The North's letter is thought to indicate an attempt to pressure the South, with a sentence saying that "incidents similar to those of last year must not occur."

Last year, the ministry planned a relief programme worth 5 billion won (S$5.52 million), which chiefly consisted of medical kits and necessities including nutritious meals for infants and toddlers, snacks and ramen.

The deal was tossed out after the South rejected the North's demand for a larger package to include repair machines.

In 2010, the ministry agreed to a 10 billion won package including 5,000 tons of rice, 10,000 tons of cement and 3 million packets of instant noodles.

It shipped all but 7,000 tons of cement as the project came to a halt in the wake of the North's artillery shelling on a South Korean border island in the West Sea that year.

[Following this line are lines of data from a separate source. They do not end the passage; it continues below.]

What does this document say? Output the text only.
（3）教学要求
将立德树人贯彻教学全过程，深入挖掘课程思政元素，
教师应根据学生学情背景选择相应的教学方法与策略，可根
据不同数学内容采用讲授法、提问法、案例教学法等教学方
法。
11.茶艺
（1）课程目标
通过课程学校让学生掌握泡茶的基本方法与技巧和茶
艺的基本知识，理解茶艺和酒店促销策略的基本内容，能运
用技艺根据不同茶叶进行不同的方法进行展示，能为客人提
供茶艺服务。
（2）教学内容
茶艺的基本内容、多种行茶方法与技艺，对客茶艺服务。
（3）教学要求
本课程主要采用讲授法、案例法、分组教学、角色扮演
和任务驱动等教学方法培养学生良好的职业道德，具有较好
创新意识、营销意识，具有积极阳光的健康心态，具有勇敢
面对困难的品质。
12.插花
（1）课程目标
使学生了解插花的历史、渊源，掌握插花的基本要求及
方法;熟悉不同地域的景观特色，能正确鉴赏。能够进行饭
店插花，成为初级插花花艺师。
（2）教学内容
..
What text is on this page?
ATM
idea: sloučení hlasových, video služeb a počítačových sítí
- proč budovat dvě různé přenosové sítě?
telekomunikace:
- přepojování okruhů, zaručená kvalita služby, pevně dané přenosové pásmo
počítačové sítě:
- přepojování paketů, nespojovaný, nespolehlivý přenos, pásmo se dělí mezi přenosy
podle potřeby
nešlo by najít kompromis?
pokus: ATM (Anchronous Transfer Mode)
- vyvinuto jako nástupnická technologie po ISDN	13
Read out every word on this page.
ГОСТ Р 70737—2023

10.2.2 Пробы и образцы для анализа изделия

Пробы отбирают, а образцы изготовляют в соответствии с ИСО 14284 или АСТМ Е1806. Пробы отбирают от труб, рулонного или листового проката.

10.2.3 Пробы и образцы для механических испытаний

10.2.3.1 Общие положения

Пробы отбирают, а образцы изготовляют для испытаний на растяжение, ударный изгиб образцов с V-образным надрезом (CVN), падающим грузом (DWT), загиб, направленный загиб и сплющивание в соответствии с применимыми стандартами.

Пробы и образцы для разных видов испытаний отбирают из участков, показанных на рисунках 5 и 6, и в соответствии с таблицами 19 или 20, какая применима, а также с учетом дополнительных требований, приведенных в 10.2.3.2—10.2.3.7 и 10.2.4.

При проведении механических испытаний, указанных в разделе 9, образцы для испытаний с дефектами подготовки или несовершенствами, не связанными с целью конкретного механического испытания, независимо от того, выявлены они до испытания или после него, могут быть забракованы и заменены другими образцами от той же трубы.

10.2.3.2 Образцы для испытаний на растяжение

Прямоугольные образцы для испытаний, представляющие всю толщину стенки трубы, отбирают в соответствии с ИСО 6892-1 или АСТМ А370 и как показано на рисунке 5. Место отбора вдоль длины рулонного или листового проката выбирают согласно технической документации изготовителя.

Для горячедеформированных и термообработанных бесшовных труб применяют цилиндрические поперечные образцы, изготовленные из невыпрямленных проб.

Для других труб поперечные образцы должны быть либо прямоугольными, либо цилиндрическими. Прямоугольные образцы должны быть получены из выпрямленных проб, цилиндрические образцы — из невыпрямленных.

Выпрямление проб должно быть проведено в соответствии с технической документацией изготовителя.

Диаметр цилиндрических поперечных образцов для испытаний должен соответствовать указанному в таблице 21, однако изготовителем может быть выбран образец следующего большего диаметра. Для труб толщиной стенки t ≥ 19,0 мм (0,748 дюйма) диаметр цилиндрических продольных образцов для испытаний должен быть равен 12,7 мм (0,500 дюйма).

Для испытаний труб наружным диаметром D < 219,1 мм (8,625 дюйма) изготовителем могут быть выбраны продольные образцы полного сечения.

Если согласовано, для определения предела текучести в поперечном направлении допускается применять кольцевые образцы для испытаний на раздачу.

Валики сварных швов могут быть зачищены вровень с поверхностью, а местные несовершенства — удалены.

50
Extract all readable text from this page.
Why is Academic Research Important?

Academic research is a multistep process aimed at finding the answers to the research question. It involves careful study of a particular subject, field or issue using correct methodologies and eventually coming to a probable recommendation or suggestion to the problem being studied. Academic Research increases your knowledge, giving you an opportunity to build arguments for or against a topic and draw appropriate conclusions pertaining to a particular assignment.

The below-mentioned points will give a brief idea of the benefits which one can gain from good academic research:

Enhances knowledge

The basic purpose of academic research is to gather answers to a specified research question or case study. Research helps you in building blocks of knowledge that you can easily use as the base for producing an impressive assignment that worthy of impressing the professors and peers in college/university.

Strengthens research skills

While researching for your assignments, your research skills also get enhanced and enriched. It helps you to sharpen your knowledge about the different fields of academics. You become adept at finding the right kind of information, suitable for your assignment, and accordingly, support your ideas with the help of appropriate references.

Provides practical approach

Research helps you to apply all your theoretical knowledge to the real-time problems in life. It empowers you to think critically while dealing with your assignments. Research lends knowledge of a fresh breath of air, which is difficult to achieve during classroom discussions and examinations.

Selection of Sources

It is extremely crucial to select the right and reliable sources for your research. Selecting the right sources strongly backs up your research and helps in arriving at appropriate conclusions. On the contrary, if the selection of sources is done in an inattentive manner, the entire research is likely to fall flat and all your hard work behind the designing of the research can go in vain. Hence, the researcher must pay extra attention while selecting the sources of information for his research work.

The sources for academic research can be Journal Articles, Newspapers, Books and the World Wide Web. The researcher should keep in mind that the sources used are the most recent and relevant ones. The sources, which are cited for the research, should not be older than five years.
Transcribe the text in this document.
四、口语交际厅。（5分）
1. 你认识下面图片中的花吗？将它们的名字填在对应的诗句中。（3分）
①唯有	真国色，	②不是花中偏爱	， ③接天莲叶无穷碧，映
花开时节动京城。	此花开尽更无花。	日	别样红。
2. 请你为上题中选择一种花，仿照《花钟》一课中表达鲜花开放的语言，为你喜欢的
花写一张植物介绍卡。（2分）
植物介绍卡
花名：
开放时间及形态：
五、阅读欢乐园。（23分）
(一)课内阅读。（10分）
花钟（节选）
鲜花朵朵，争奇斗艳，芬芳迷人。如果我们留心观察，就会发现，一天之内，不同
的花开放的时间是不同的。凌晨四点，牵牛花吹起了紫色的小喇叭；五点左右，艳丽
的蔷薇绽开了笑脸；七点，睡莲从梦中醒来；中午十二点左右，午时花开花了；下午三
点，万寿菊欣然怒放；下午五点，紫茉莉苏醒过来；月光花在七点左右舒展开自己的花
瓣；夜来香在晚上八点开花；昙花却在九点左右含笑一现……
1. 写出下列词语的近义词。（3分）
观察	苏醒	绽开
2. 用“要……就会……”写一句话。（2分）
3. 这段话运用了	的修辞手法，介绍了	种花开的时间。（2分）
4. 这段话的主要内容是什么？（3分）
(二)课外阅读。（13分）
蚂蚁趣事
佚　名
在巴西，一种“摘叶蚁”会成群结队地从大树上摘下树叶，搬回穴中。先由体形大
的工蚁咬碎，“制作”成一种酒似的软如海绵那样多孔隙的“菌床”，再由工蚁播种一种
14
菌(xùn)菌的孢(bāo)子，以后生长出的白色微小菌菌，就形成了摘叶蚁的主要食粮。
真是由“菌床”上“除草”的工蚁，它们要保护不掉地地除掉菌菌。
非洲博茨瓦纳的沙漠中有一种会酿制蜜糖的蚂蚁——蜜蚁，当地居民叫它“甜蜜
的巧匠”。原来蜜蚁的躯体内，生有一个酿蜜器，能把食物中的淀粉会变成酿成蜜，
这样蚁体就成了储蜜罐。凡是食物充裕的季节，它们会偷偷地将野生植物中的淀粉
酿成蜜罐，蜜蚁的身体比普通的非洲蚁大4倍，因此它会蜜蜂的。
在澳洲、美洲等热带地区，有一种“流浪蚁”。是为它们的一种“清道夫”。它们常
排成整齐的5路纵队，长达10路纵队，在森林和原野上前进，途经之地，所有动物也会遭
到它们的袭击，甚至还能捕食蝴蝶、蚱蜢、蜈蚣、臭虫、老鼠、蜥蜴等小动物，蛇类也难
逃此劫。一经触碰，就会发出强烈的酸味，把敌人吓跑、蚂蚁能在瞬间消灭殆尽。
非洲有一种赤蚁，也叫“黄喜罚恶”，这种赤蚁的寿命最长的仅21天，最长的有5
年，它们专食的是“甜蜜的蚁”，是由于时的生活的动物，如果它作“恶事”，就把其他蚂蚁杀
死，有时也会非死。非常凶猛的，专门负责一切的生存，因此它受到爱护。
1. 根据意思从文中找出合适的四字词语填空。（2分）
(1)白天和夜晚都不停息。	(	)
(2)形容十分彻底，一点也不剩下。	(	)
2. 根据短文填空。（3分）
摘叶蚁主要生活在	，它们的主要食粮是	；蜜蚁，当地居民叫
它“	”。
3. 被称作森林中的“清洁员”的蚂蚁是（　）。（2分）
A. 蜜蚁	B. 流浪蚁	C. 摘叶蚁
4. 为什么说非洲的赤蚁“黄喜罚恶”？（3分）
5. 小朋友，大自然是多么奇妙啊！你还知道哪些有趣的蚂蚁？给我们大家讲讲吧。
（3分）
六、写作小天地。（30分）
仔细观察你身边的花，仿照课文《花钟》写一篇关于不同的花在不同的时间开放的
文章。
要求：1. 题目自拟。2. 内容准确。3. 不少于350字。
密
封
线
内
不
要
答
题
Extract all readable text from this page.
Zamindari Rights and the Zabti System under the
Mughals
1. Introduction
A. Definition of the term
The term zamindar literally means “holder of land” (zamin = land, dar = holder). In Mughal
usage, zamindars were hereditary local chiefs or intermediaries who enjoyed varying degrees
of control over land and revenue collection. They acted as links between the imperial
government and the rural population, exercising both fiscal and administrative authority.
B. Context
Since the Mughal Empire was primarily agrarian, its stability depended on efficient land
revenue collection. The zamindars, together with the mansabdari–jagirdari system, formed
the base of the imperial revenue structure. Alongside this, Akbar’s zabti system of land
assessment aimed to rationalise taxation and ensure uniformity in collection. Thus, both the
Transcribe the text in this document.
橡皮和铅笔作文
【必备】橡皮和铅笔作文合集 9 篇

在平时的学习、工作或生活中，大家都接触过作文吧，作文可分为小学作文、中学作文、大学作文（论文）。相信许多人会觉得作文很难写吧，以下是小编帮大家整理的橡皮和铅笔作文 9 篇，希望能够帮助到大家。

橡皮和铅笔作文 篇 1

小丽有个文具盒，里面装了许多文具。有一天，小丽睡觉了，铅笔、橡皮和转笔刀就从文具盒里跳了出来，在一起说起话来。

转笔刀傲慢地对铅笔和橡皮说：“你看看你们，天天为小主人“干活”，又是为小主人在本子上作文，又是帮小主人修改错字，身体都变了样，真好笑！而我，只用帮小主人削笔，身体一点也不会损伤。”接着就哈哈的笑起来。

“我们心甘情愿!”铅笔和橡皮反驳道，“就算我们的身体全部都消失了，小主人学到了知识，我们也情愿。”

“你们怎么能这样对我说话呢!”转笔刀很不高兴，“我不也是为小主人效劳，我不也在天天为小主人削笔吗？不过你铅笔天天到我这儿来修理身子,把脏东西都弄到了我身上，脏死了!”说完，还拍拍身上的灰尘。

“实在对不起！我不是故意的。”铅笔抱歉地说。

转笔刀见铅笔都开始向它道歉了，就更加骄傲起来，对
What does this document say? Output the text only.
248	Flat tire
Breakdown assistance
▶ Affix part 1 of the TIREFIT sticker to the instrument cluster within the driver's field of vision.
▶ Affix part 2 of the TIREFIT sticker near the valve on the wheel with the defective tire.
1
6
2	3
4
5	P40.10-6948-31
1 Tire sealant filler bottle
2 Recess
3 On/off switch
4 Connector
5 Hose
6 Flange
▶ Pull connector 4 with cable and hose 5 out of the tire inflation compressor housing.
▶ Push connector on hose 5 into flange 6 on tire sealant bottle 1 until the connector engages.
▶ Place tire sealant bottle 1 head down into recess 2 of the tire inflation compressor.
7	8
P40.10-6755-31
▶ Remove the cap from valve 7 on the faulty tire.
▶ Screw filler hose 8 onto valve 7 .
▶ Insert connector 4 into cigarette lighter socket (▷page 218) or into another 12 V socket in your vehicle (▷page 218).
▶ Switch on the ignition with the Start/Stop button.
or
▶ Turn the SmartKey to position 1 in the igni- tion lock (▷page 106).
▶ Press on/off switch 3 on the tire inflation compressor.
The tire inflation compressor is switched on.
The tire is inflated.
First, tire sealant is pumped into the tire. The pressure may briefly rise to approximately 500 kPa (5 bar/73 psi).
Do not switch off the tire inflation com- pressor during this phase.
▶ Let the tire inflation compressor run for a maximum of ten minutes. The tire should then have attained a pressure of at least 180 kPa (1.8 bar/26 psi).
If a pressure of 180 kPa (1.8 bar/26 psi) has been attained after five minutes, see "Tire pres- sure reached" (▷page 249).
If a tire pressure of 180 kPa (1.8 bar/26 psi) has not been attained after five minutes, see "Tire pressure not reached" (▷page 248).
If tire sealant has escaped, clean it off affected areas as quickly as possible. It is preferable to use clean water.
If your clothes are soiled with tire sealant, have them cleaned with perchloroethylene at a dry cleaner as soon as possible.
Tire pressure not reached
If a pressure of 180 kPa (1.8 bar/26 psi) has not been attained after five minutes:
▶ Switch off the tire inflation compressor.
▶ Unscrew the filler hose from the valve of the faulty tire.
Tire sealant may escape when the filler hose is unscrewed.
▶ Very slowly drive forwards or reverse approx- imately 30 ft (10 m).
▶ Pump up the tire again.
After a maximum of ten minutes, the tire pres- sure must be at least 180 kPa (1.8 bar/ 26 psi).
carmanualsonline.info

Observers had been keen on the developments of flood aid as it raised hopes for the two governments holding the first contact since the North's defiant rocket launch in April.

The ministry in charge of inter-Korean affairs has been calling for talks on the resumption of reunions of separated families and tours to Mount Geumgang.

If the agreement had been materialized, it would have marked Seoul's first official handout in two years, though civic groups have been allowed to provide relief.

The ministry approved last week an application from World Vision, a Christian aid group, to send 500 tons of flour to North Korean flood victims.

On Wednesday, it approved another 500-ton flour package by Join Together Society Korea, a non-profit relief organisation.

The North's state news agency reported that floods in June and July left 569 people dead or missing and swept away or inundated 65,280 hectares of farmland.

Two powerful typhoons, which pummeled the peninsula at the end of last month, killed another 176, forced 220,000 out on the streets and damaged at least 50,000 hectares of cropland.